Each chapter begins with a brief introduction to the book in the LXX, including the translation style from Hebrew to Greek by the LXX translators. The introductions conclude with a selected bibliography. The Greek text (Rahlfs-Hanhart) is then presented to the reader in a verse-by-verse fashion with comments throughout. Because the target audience is assumed to have a sufficient knowledge and understanding of New Testament Greek, the comments are not exhaustive but intentional.

Jobes has curated the volume so that readers will gain a better sense of the LXX style and form, and thus build upon a previously laid foundation. There are occasional comments on vocabulary, including parsing and lexical information not included in Metzger’s Lexical Aids for Students of New Testament Greek. The reader will also encounter a translation of the LXX from NETS, and a list of all texts quoted by New Testament authors.

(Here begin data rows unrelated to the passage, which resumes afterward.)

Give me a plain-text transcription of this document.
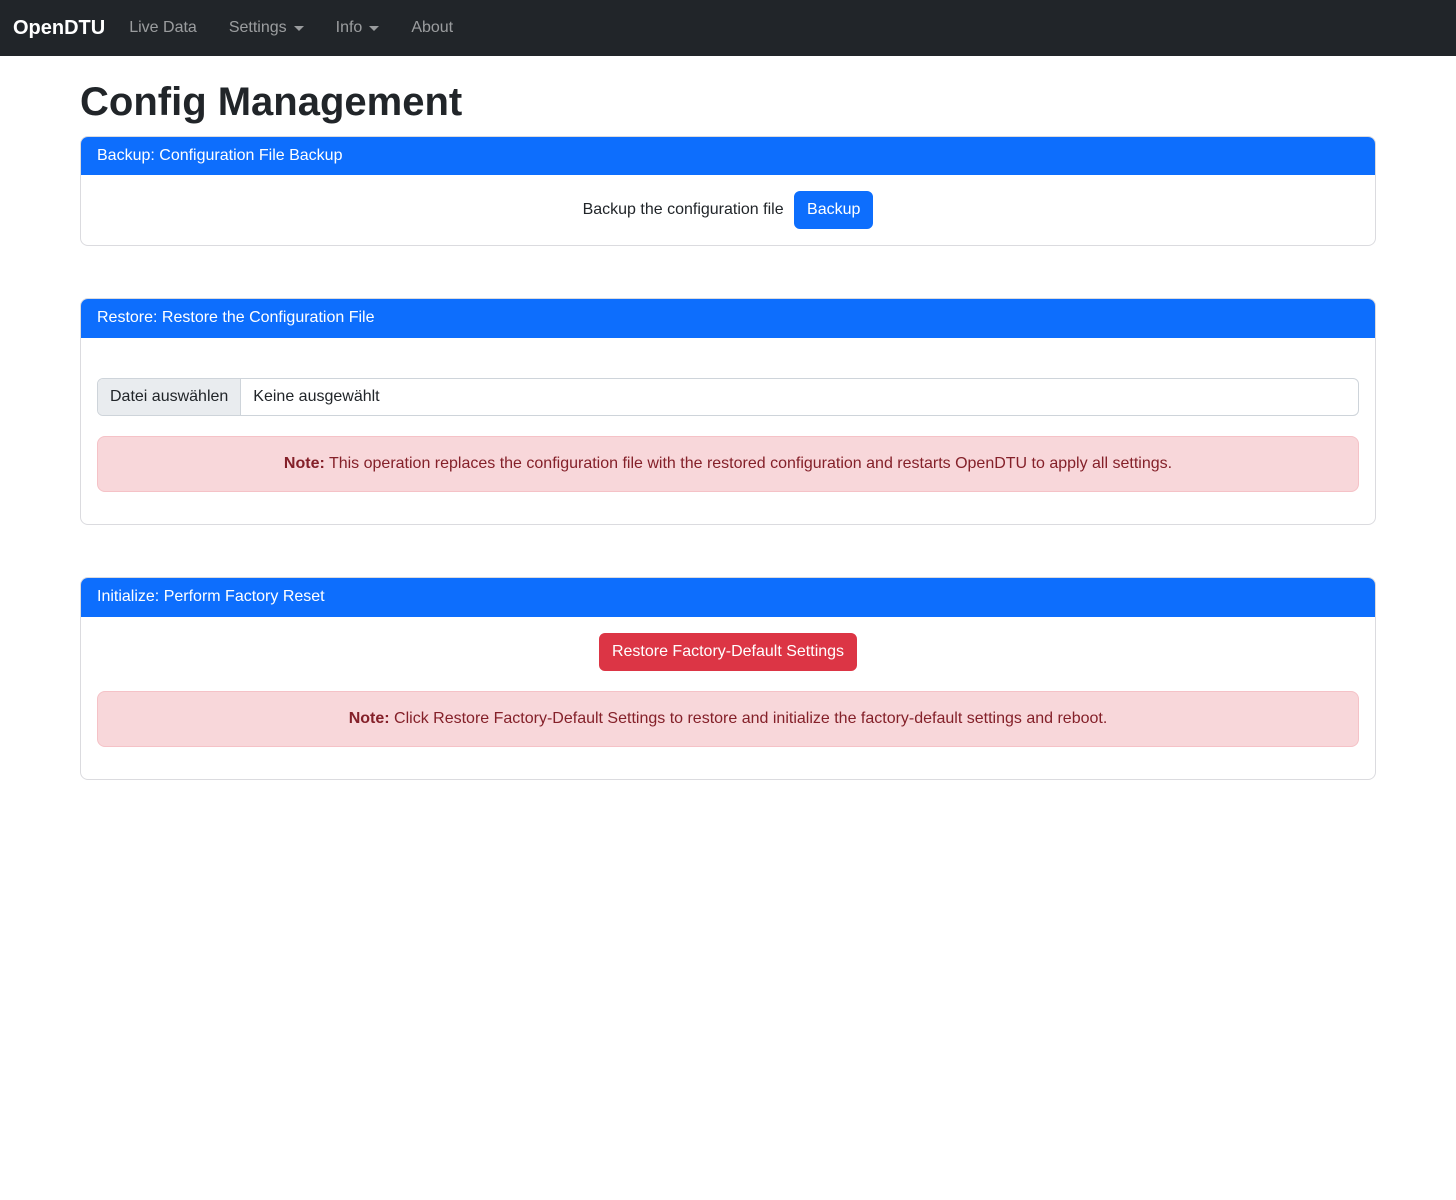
OpenDTU Live Data Settings	Info	About
Config Management
Backup: Configuration File Backup
Backup the configuration file Backup
Restore: Restore the Configuration File
Datei auswählen	Keine ausgewählt
Note: This operation replaces the configuration file with the restored configuration and restarts OpenDTU to apply all settings.
Initialize: Perform Factory Reset
Restore Factory-Default Settings
Note: Click Restore Factory-Default Settings to restore and initialize the factory-default settings and reboot.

Discovering the Septuagint: A Guided Reader edited by Karen Jobes is an excellent companion resource for anyone interested in expanding their understanding of the Greek language beyond the New Testament. It is a much needed bridge that has now been built, and Greek students everywhere should rejoice in this long awaited tool. As someone with an intermediate knowledge of New Testament Greek, I found this volume well situated for the task it presents and very helpful in its explanations.

That said, it isn’t a resource for everybody. However, if you are reading this review with interests, then I can almost guarantee that it is a resource that will benefit you. It will keep you sharp in your linguistic pursuits and guide you across a newly constructed bridge that previously required a longwinded jump. For that reason alone, it comes highly recommended!